- Undated photo of Slavkov
- Born: May 18, 1971 Sofia, People's Republic of Bulgaria
- Died: July 21, 2025 (aged 54) Stara Zagora, Bulgaria
- Occupation: Businessman
- Known for: Rape trail and subsequent acquittal and winner of reality tv show Big Brother (Bulgarian TV series)
- Parent(s): Ivan Slavkov and Lyudmila Zhivkova
- Relatives: Todor Zhivkov (Grandfather)

= Todor Slavkov =

Bulgarian businessman (1971–2025)

Todor Ivanov Slavkov (Тодор Иванов Славков; 18 May 1971 – 21 July 2025) was a Bulgarian businessman.

== Early life ==
Slakov was born on 18 May 1971 in Sofia to sportsman Ivan Slavkov and politician Lyudmila Zhivkova. His mother was the daughter of former Prime Minister and first lady Todor Zhivkov and Mara Maleeva-Zhivkova. He graduated from the First English Language School in 1989 and was then sent to Switzerland, where he went on to graduate in business management at the University of St. Gallen.

== Celebrity ==
In the spring of 2009, he took part in the charity edition of the reality show Big Brother. He finished in third place after the viewers' vote. In 2012, Slavkov was the main character in the TV7 reality show "X Millionaire Looking for a Wife". In the fall of 2014, he again participated for the second time in Big Brother, this time winning.

== Rape case ==
From an early age, Slavkov imitated his father's dissolute lifestyle – he was drunk, gambled with significant stakes, and drove without documents.

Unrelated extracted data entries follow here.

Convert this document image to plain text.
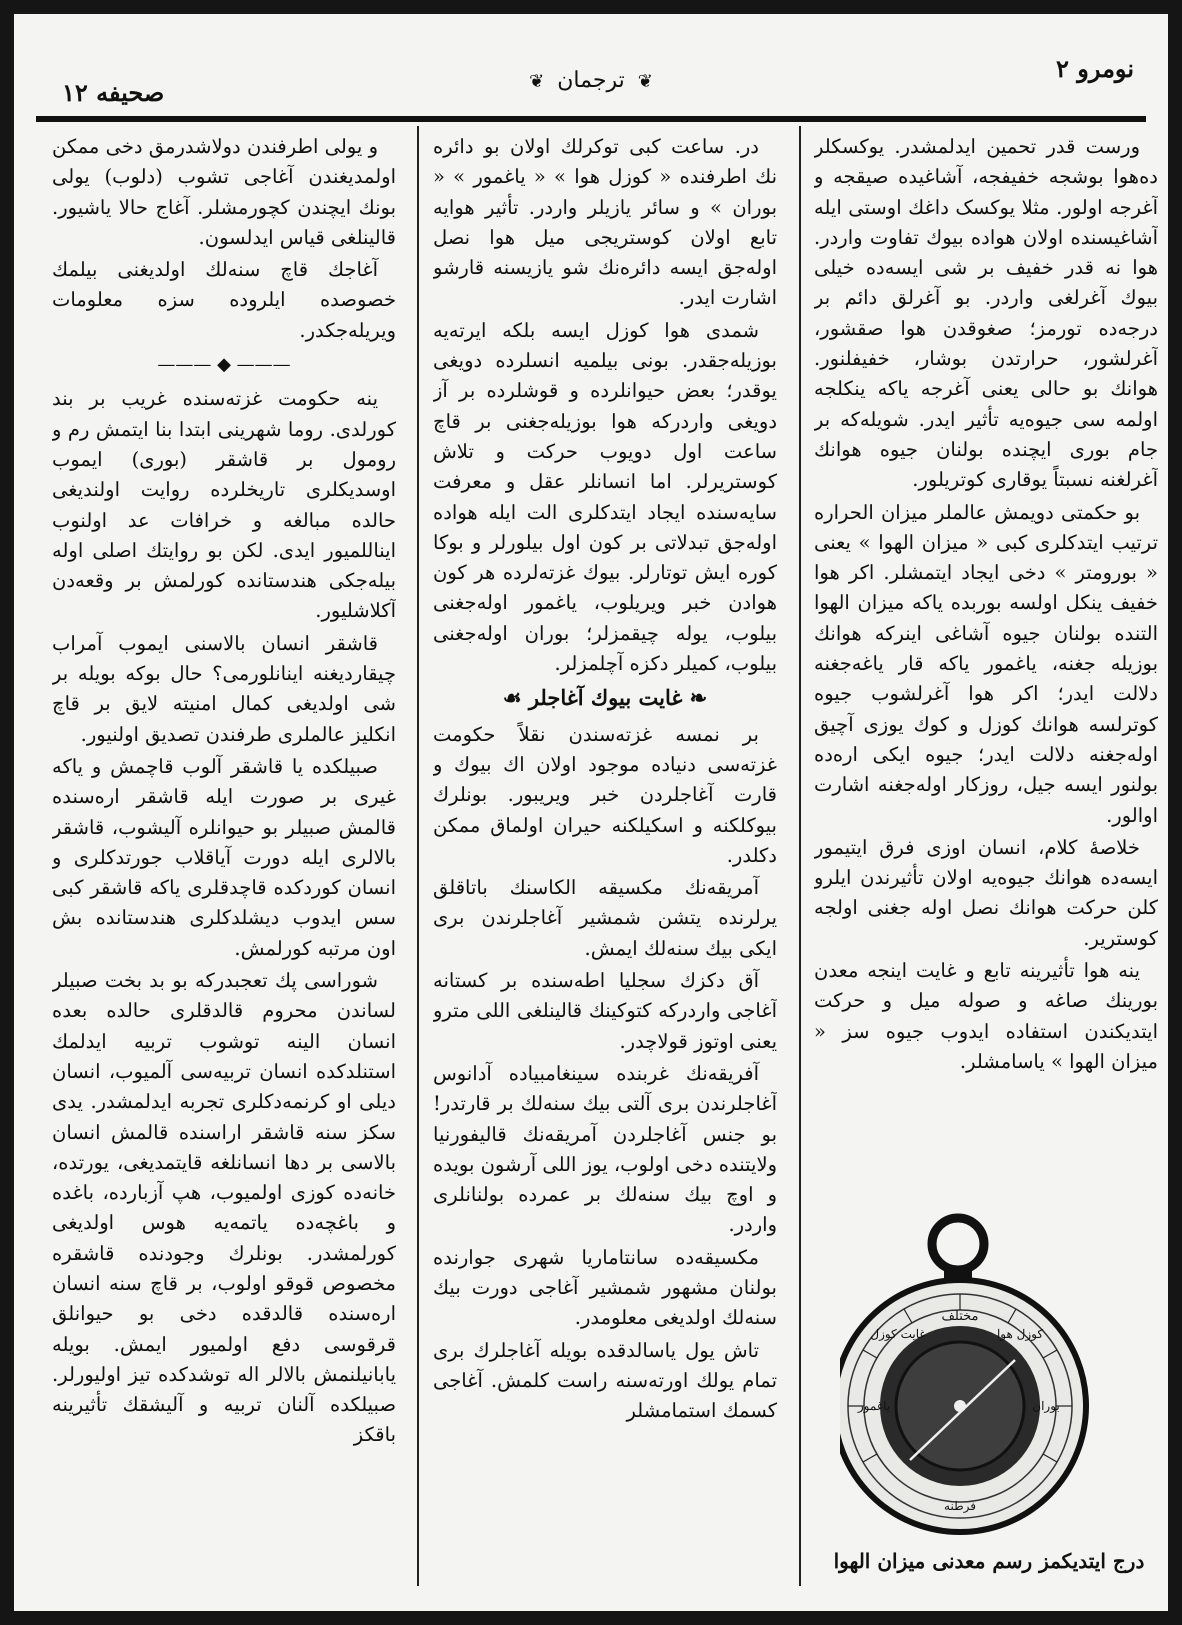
نومرو ٢
❦ ترجمان ❦
صحیفه ١٢

ورست قدر تحمین ایدلمشدر. یوکسکلر دەهوا بوشجه خفیفجه، آشاغیده صیقجه و آغرجه اولور. مثلا یوکسک داغك اوستی ایله آشاغیسنده اولان هواده بیوك تفاوت واردر. هوا نه قدر خفیف بر شی ایسەده خیلی بیوك آغرلغی واردر. بو آغرلق دائم بر درجەده تورمز؛ صغوقدن هوا صقشور، آغرلشور، حرارتدن بوشار، خفیفلنور. هوانك بو حالی یعنی آغرجه یاکه ینکلجه اولمه سی جیوه‌یه تأثیر ایدر. شویله‌که بر جام بوری ایچنده بولنان جیوه هوانك آغرلغنه نسبتاً یوقاری کوتریلور.

بو حکمتی دویمش عالملر میزان الحراره ترتیب ایتدکلری کبی « میزان الهوا » یعنی « بورومتر » دخی ایجاد ایتمشلر. اکر هوا خفیف ینکل اولسه بوربده یاکه میزان الهوا التنده بولنان جیوه آشاغی اینرکه هوانك بوزیله جغنه، یاغمور یاکه قار یاغه‌جغنه دلالت ایدر؛ اکر هوا آغرلشوب جیوه کوترلسه هوانك کوزل و کوك یوزی آچیق اوله‌جغنه دلالت ایدر؛ جیوه ایکی ارەده بولنور ایسه جیل، روزکار اوله‌جغنه اشارت اوالور.

خلاصهٔ کلام، انسان اوزی فرق ایتیمور ایسەده هوانك جیوه‌یه اولان تأثیرندن ایلرو کلن حرکت هوانك نصل اوله جغنی اولجه کوستریر.

ینه هوا تأثیرینه تابع و غایت اینجه معدن بورینك صاغه و صوله میل و حرکت ایتدیکندن استفاده ایدوب جیوه سز « میزان الهوا » یاسامشلر.

در. ساعت کبی توکرلك اولان بو دائره نك اطرفنده « کوزل هوا » « یاغمور » « بوران » و سائر یازیلر واردر. تأثیر هوایه تابع اولان کوستریجی میل هوا نصل اوله‌جق ایسه دائره‌نك شو یازیسنه قارشو اشارت ایدر.

شمدی هوا کوزل ایسه بلکه ایرته‌یه بوزیله‌جقدر. بونی بیلمیه انسلرده دویغی یوقدر؛ بعض حیوانلرده و قوشلرده بر آز دویغی واردرکه هوا بوزیله‌جغنی بر قاچ ساعت اول دویوب حرکت و تلاش کوستریرلر. اما انسانلر عقل و معرفت سایه‌سنده ایجاد ایتدکلری الت ایله هواده اوله‌جق تبدلاتی بر کون اول بیلورلر و بوکا کوره ایش توتارلر. بیوك غزته‌لرده هر کون هوادن خبر ویریلوب، یاغمور اوله‌جغنی بیلوب، یوله چیقمزلر؛ بوران اوله‌جغنی بیلوب، کمیلر دکزه آچلمزلر.

❧ غایت بیوك آغاجلر ☙

بر نمسه غزته‌سندن نقلاً حکومت غزته‌سی دنیاده موجود اولان اك بیوك و قارت آغاجلردن خبر ویریبور. بونلرك بیوکلکنه و اسکیلکنه حیران اولماق ممکن دکلدر.

آمریقه‌نك مکسیقه الکاسنك باتاقلق یرلرنده یتشن شمشیر آغاجلرندن بری ایکی بیك سنه‌لك ایمش.

آق دکزك سجلیا اطه‌سنده بر کستانه آغاجی واردرکه کتوکینك قالینلغی اللی مترو یعنی اوتوز قولاچدر.

آفریقه‌نك غربنده سینغامبیاده آدانوس آغاجلرندن بری آلتی بیك سنه‌لك بر قارتدر! بو جنس آغاجلردن آمریقه‌نك قالیفورنیا ولایتنده دخی اولوب، یوز اللی آرشون بویده و اوچ بیك سنه‌لك بر عمرده بولنانلری واردر.

مکسیقه‌ده سانتاماریا شهری جوارنده بولنان مشهور شمشیر آغاجی دورت بیك سنه‌لك اولدیغی معلومدر.

تاش یول یاسالدقده بویله آغاجلرك بری تمام یولك اورته‌سنه راست کلمش. آغاجی کسمك استمامشلر

و یولی اطرفندن دولاشدرمق دخی ممکن اولمدیغندن آغاجی تشوب (دلوب) یولی بونك ایچندن کچورمشلر. آغاج حالا یاشیور. قالینلغی قیاس ایدلسون.

آغاجك قاچ سنه‌لك اولدیغنی بیلمك خصوصده ایلروده سزه معلومات ویریله‌جکدر.

——— ◆ ———

ینه حکومت غزته‌سنده غریب بر بند کورلدی. روما شهرینی ابتدا بنا ایتمش رم و رومول بر قاشقر (بوری) ایموب اوسدیکلری تاریخلرده روایت اولندیغی حالده مبالغه و خرافات عد اولنوب ایناللمیور ایدی. لکن بو روایتك اصلی اوله بیله‌جکی هندستانده کورلمش بر وقعه‌دن آکلاشلیور.

قاشقر انسان بالاسنی ایموب آمراب چیقاردیغنه اینانلورمی؟ حال بوکه بویله بر شی اولدیغی کمال امنیته لایق بر قاچ انکلیز عالملری طرفندن تصدیق اولنیور.

صبیلکده یا قاشقر آلوب قاچمش و یاکه غیری بر صورت ایله قاشقر ارەسنده قالمش صبیلر بو حیوانلره آلیشوب، قاشقر بالالری ایله دورت آیاقلاب جورتدکلری و انسان کوردکده قاچدقلری یاکه قاشقر کبی سس ایدوب دیشلدکلری هندستانده بش اون مرتبه کورلمش.

شوراسی پك تعجبدرکه بو بد بخت صبیلر لساندن محروم قالدقلری حالده بعده انسان الینه توشوب تربیه ایدلمك استنلدکده انسان تربیه‌سی آلمیوب، انسان دیلی او کرنمه‌دکلری تجربه ایدلمشدر. یدی سکز سنه قاشقر اراسنده قالمش انسان بالاسی بر دها انسانلغه قایتمدیغی، یورتده، خانەده کوزی اولمیوب، هپ آزبارده، باغده و باغچه‌ده یاتمه‌یه هوس اولدیغی کورلمشدر. بونلرك وجودنده قاشقره مخصوص قوقو اولوب، بر قاچ سنه انسان ارەسنده قالدقده دخی بو حیوانلق قرقوسی دفع اولمیور ایمش. بویله یابانیلنمش بالالر اله توشدکده تیز اولیورلر. صبیلکده آلنان تربیه و آلیشقك تأثیرینه باقکز

مختلف
غایت کوزل	کوزل هوا
یاغمور	بوران
فرطنه
درج ایتدیکمز رسم معدنی میزان الهوا
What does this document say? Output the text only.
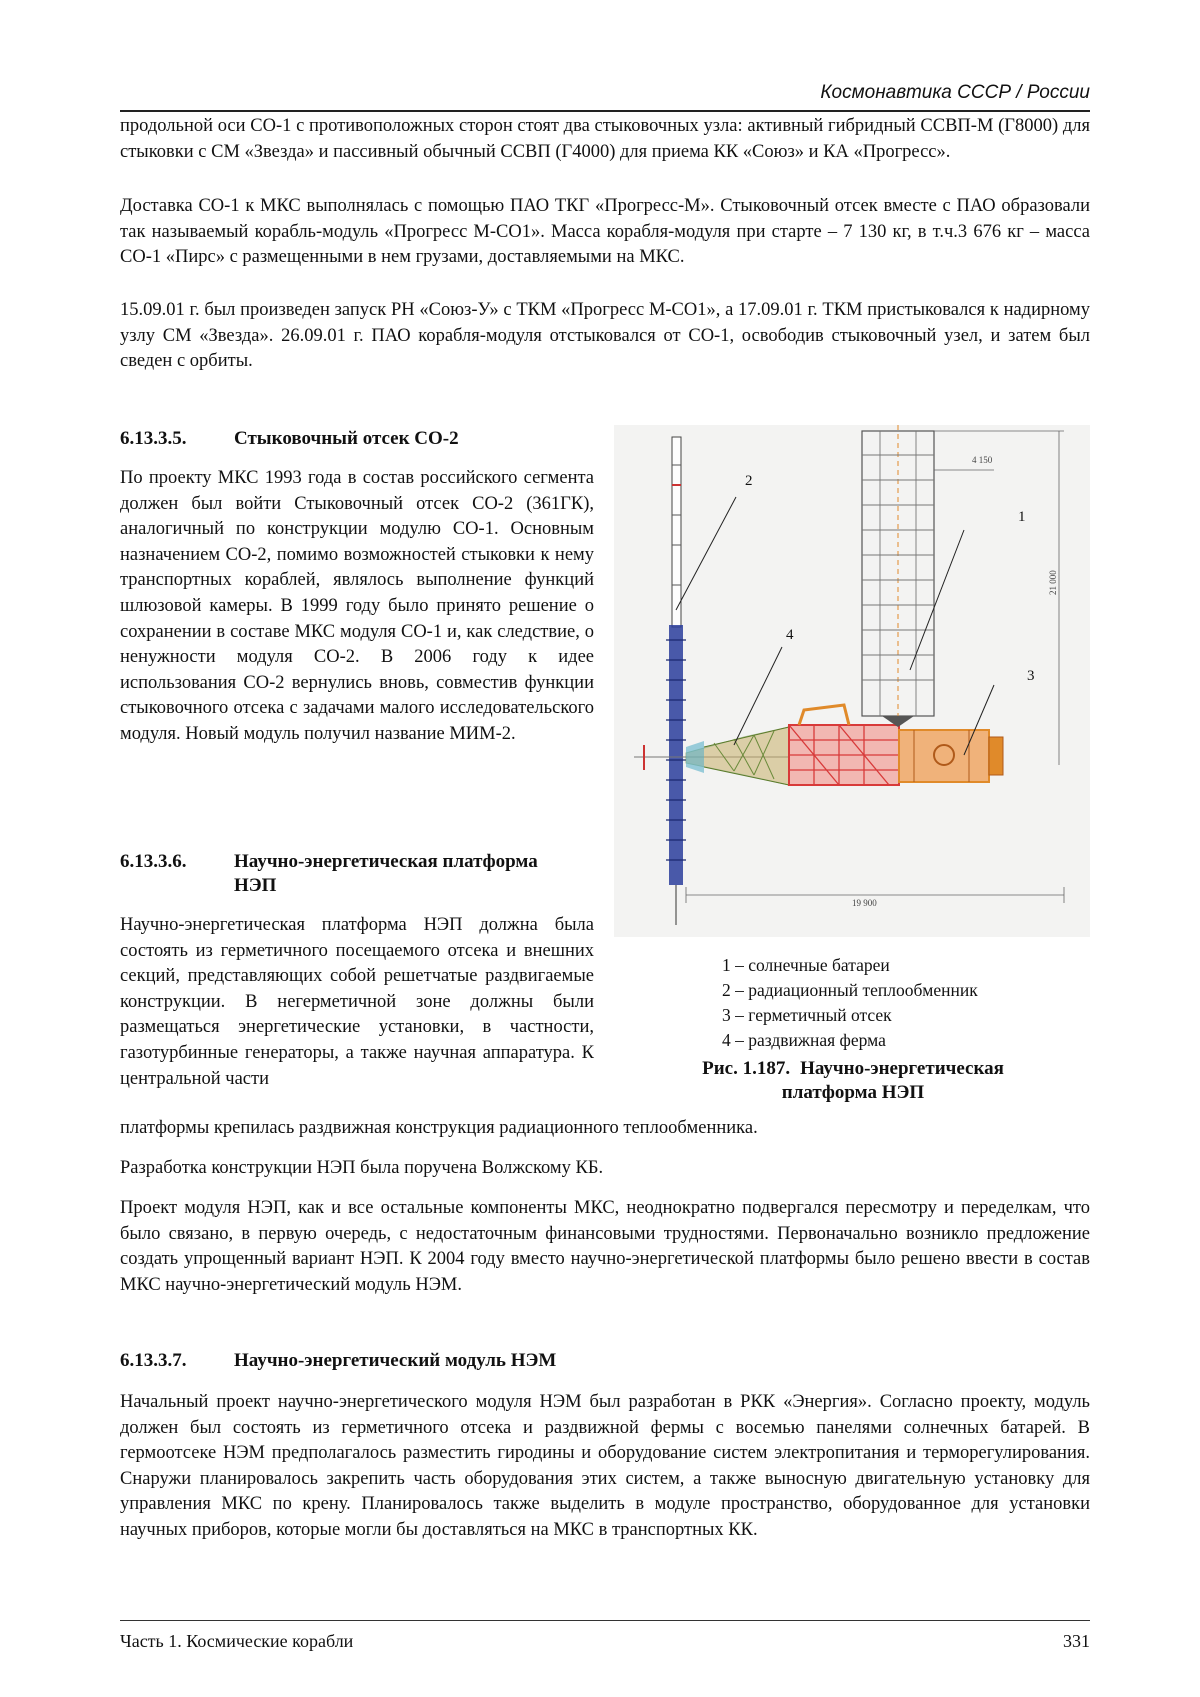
Космонавтика СССР / России

продольной оси СО-1 с противоположных сторон стоят два стыковочных узла: активный гибридный ССВП-М (Г8000) для стыковки с СМ «Звезда» и пассивный обычный ССВП (Г4000) для приема КК «Союз» и КА «Прогресс».

Доставка СО-1 к МКС выполнялась с помощью ПАО ТКГ «Прогресс-М». Стыковочный отсек вместе с ПАО образовали так называемый корабль-модуль «Прогресс М-СО1». Масса корабля-модуля при старте – 7 130 кг, в т.ч.3 676 кг – масса СО-1 «Пирс» с размещенными в нем грузами, доставляемыми на МКС.

15.09.01 г. был произведен запуск РН «Союз-У» с ТКМ «Прогресс М-СО1», а 17.09.01 г. ТКМ пристыковался к надирному узлу СМ «Звезда». 26.09.01 г. ПАО корабля-модуля отстыковался от СО-1, освободив стыковочный узел, и затем был сведен с орбиты.

6.13.3.5.	Стыковочный отсек СО-2

По проекту МКС 1993 года в состав российского сегмента должен был войти Стыковочный отсек СО-2 (361ГК), аналогичный по конструкции модулю СО-1. Основным назначением СО-2, помимо возможностей стыковки к нему транспортных кораблей, являлось выполнение функций шлюзовой камеры. В 1999 году было принято решение о сохранении в составе МКС модуля СО-1 и, как следствие, о ненужности модуля СО-2. В 2006 году к идее использования СО-2 вернулись вновь, совместив функции стыковочного отсека с задачами малого исследовательского модуля. Новый модуль получил название МИМ-2.

6.13.3.6.	Научно-энергетическая платформа
НЭП

Научно-энергетическая платформа НЭП должна была состоять из герметичного посещаемого отсека и внешних секций, представляющих собой решетчатые раздвигаемые конструкции. В негерметичной зоне должны были размещаться энергетические установки, в частности, газотурбинные генераторы, а также научная аппаратура. К центральной части

платформы крепилась раздвижная конструкция радиационного теплообменника.

Разработка конструкции НЭП была поручена Волжскому КБ.

Проект модуля НЭП, как и все остальные компоненты МКС, неоднократно подвергался пересмотру и переделкам, что было связано, в первую очередь, с недостаточным финансовыми трудностями. Первоначально возникло предложение создать упрощенный вариант НЭП. К 2004 году вместо научно-энергетической платформы было решено ввести в состав МКС научно-энергетический модуль НЭМ.

6.13.3.7.	Научно-энергетический модуль НЭМ

Начальный проект научно-энергетического модуля НЭМ был разработан в РКК «Энергия». Согласно проекту, модуль должен был состоять из герметичного отсека и раздвижной фермы с восемью панелями солнечных батарей. В гермоотсеке НЭМ предполагалось разместить гиродины и оборудование систем электропитания и терморегулирования. Снаружи планировалось закрепить часть оборудования этих систем, а также выносную двигательную установку для управления МКС по крену. Планировалось также выделить в модуле пространство, оборудованное для установки научных приборов, которые могли бы доставляться на МКС в транспортных КК.

2
1
4
3
4 150
21 000
19 900
1 – солнечные батареи
2 – радиационный теплообменник
3 – герметичный отсек
4 – раздвижная ферма
Рис. 1.187. Научно-энергетическая
платформа НЭП
Часть 1. Космические корабли	331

In 1988, model Mila Gesheva filed a complaint that on July 9–10 she was raped by Slavkov, the son of a Hungarian diplomat Zsolt Hajdu, who was studying in Bulgaria, and Orlin Nozharov in Hajdu's apartment.

Todor Zhivkov was personally informed about the case, after which the prosecutor's office terminated the investigation due to lack of evidence of a crime, and Slavkov himself was not interrogated. After this case, Slavkov was placed under the constant supervision of an employee of the Department of Safety and Security of the State Security. The following summer, at the insistence of Todor Zhivkov and his sister Evgenia Zhivkova, he was sent to study management in Switzerland at state expense.

While in Switzerland, he learned that the Zhivkov regime had fallen. On 18 December 1989, a month after his grandfather was overthrown, the investigation into the rape complaint against Slavkov was resumed. At the request of the Bulgarian authorities, the Swiss detained Todor Slavkov in 1994 and extradited him to Bulgaria on 15 February 1995 after eight months of arrest. In Sofia, Todor Slavkov spent another 13 months in prison and was released on bail in March 1996.

The trial for the rape of Gesheva started on 18 March 1996 in the district court. The Sofia District Court sentenced him to a year in prison for participating in the gang rape. Hajdu and Nozharov received three years in prison each. The court deducted the time during which Slavkov was in custody, and so it turned out that he had already served his sentence. The three convicts must pay the court costs in the amount of BGN 298,160, as well as BGN 10,000 to the plaintiff Mila Gesheva. The medical examination stated that at the time of the rape, Slavkov had a plaster cast and therefore could not have raped the girl. The second instance court – the Sofia City Court – acquitted all three in 2000.

== Death ==
On 21 July 2025, exactly 44 years after the death of his mother, Lyudmila Zhivkova, Todor Slavkov was found dead in a guest house in the Stara Zagora village of Asen. He was 54. According to the conclusion of the forensic medical examination, announced by the Regional Prosecutor's Office, the cause of death was suicide. It was revealed that he shot himself with a .22-caliber revolver that he owned.